Após ter o seu dedo ferido, Sienna deu um passo para trás assustada e observou o homem terminar aquele cântico.

“Ele é... Um mago.” Ela não conseguia acreditar nos próprios olhos.

Uma pequena quantia de mana vermelha se reuniu no ar, a gota de sangue de Sienna flutuou e se uniu a ela. Nesse instante, aquela gota tornou-se uma grande esfera de sangue vermelho forte.

Sienna engoliu em seco, os seus olhos não podiam acreditar naquilo, está era a primeira vez que presenciava uma magia. Cada processo, cada movimento de mão, cada expressão de luz, para Sienna tudo aquilo era fantástico.

Por um momento, a jovem esqueceu todos os problemas que possuía.

Morpheus conseguia controlar o sangue com maestria, ele movia as mãos e a esfera seguia as ordens, como se fosse uma marionete. 

Com um simples movimento dos dedos, o sangue foi descendo devagar, cobrindo o corpo de Ângela e penetrando pelos cortes. O suor frio parou, as respirações estabilizaram e a sua aparência melhorou.

— É só isso? Ela já vai ficar boa? — Sienna saiu de seu transe e voltou sua atenção para Morpheus.

— Não, a regeneração acelerada dela fez com que os ossos quebrados se curassem fora de posição, ou seja, vou ter que quebrar todos os ossos dela outra vez para poder colocar eles no lugar. Essa vai ser a parte mais difícil.

— Se você fizer isso... Ela vai ficar bem?

— Ficar bem? Eu não sei, mas ela vai sobreviver.

O rosto de Sienna assumiu uma expressão de seriedade, a jovem pegou os matérias que lhe foram dados e encarou Morpheus com um olhar sério.

— Vamos começar.

Vendo aquilo, ele teve uma pequena surpresa.

“Então ela tem um pouco de convicção. Vamos ver quanto tempo isso irá durar.”

— Segure firme, esse vai ser um processo longo.
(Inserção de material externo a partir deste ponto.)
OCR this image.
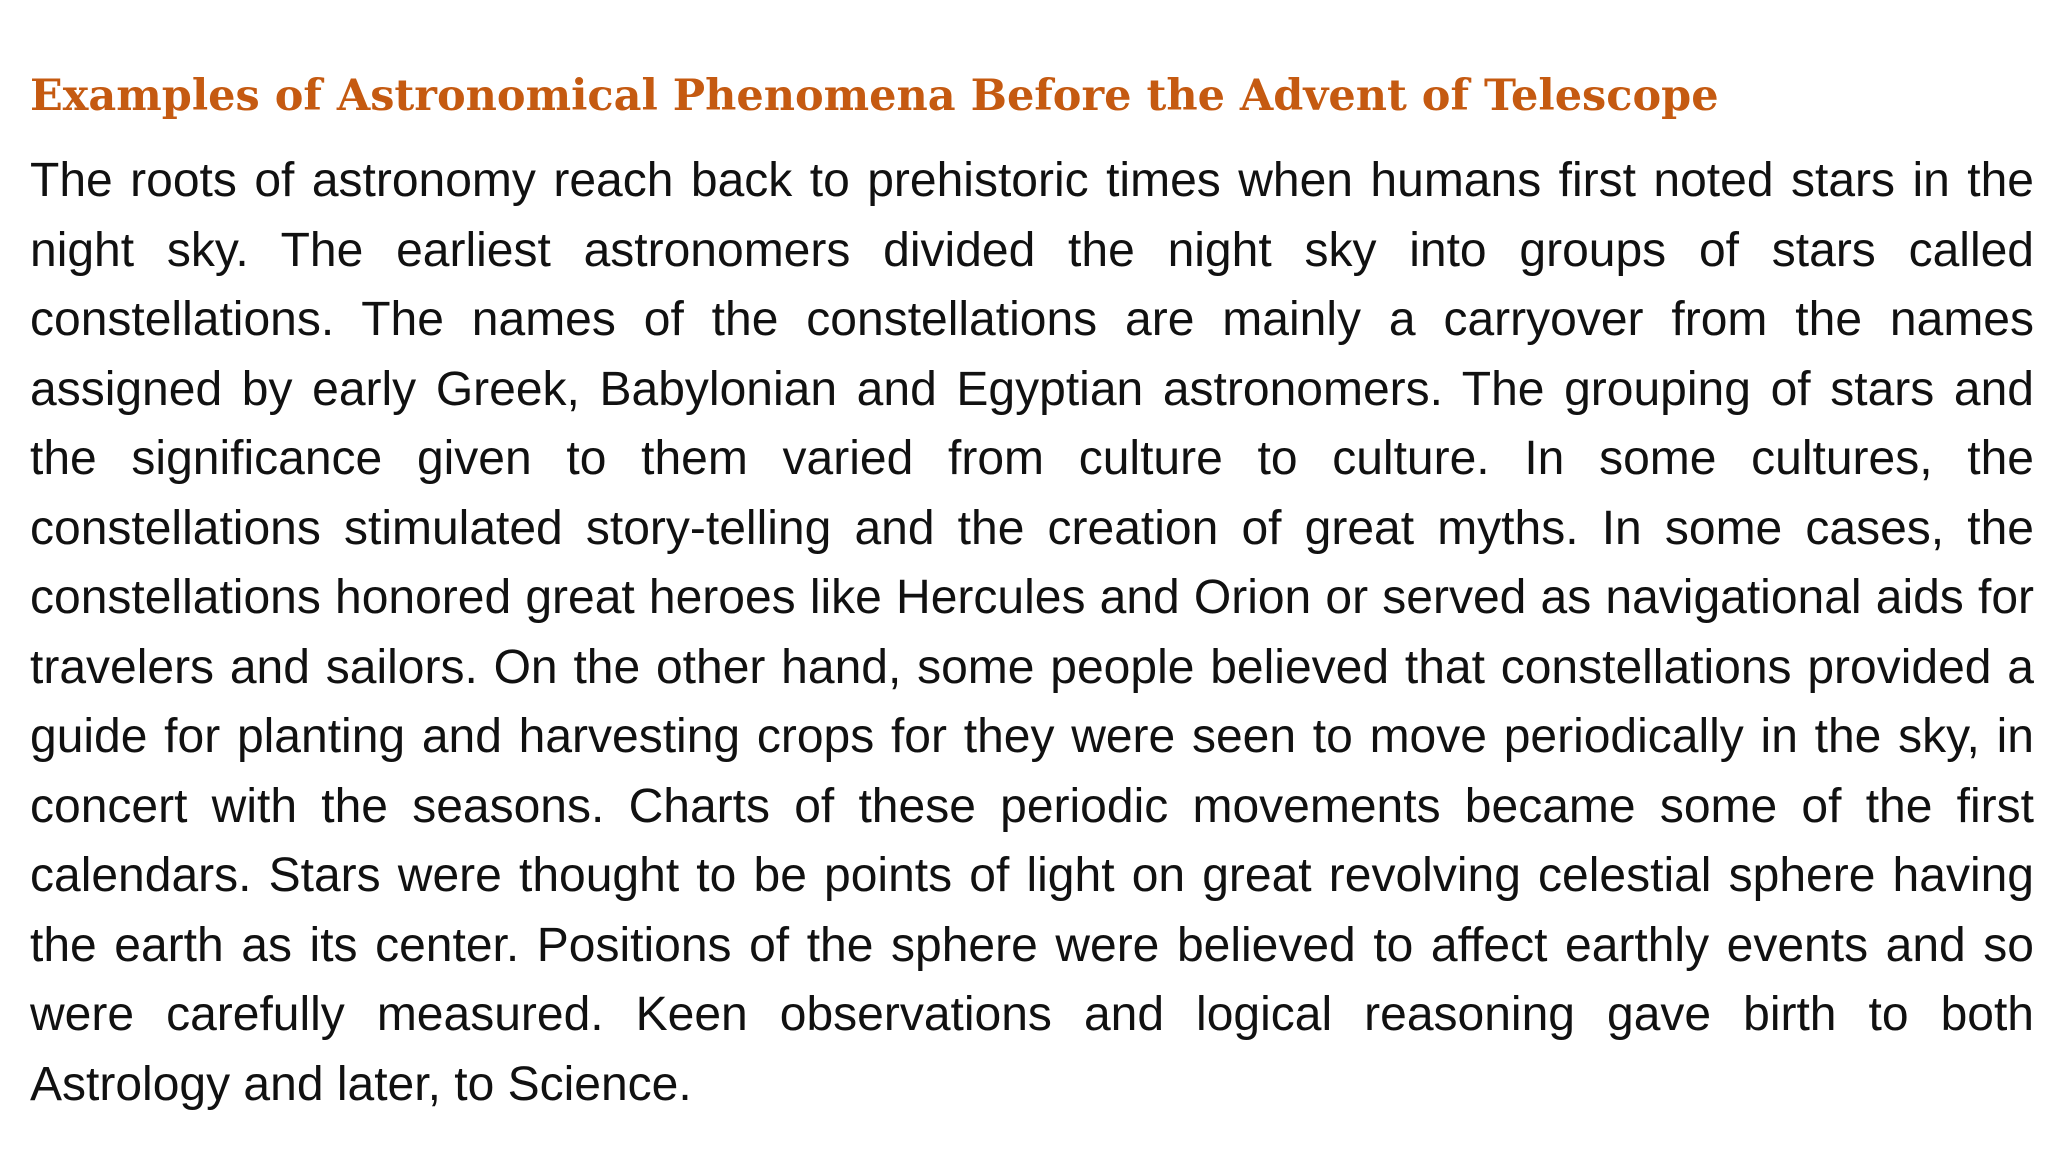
Examples of Astronomical Phenomena Before the Advent of Telescope

The roots of astronomy reach back to prehistoric times when humans first noted stars in the night sky. The earliest astronomers divided the night sky into groups of stars called constellations. The names of the constellations are mainly a carryover from the names assigned by early Greek, Babylonian and Egyptian astronomers. The grouping of stars and the significance given to them varied from culture to culture. In some cultures, the constellations stimulated story-telling and the creation of great myths. In some cases, the constellations honored great heroes like Hercules and Orion or served as navigational aids for travelers and sailors. On the other hand, some people believed that constellations provided a guide for planting and harvesting crops for they were seen to move periodically in the sky, in concert with the seasons. Charts of these periodic movements became some of the first calendars. Stars were thought to be points of light on great revolving celestial sphere having the earth as its center. Positions of the sphere were believed to affect earthly events and so were carefully measured. Keen observations and logical reasoning gave birth to both Astrology and later, to Science.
Durante à noite, os marinheiros escutaram múltiplos gritos, muitos deles nem conseguiram dormir, estavam aterrorizados demais para isso. Mesmo desacordada, Ângela ainda sofria com a dor e isso era demonstrado pelos berros incessantes que ressoavam mar adentro.

Após uma longa noite, os gritos cessaram. Dentro da cabine, Morpheus limpava as ferramentas e guardava os seus pertences. Na cama, Ângela dormia em um estado terrível, o seu corpo inteiro estava enfaixado, principalmente as mãos que tinham múltiplas bandagens e apoios.

Sienna estava ajoelhada no chão. Já exausta da viagem, ela não aguentou muito tempo. Assim que a cirurgia terminou, a garota caiu e adormeceu com a sua cabeça ao lado da de Ângela.

— Ela aguentou até o final, surpreendente. — Morpheus viu as duas caídas, focou sua atenção principalmente em Ângela. — Mesmo assim... Você sacrificou tanto por essa garota. 

Morpheus sentou em uma cadeira e ficou de frente para sua escrivaninha. Ele pegou uma folha de papel e começou a escrever uma carta.

“Preciso avisar que estamos indo... E estamos acompanhados.”

À noite escura ocultava o semblante frio de Morpheus.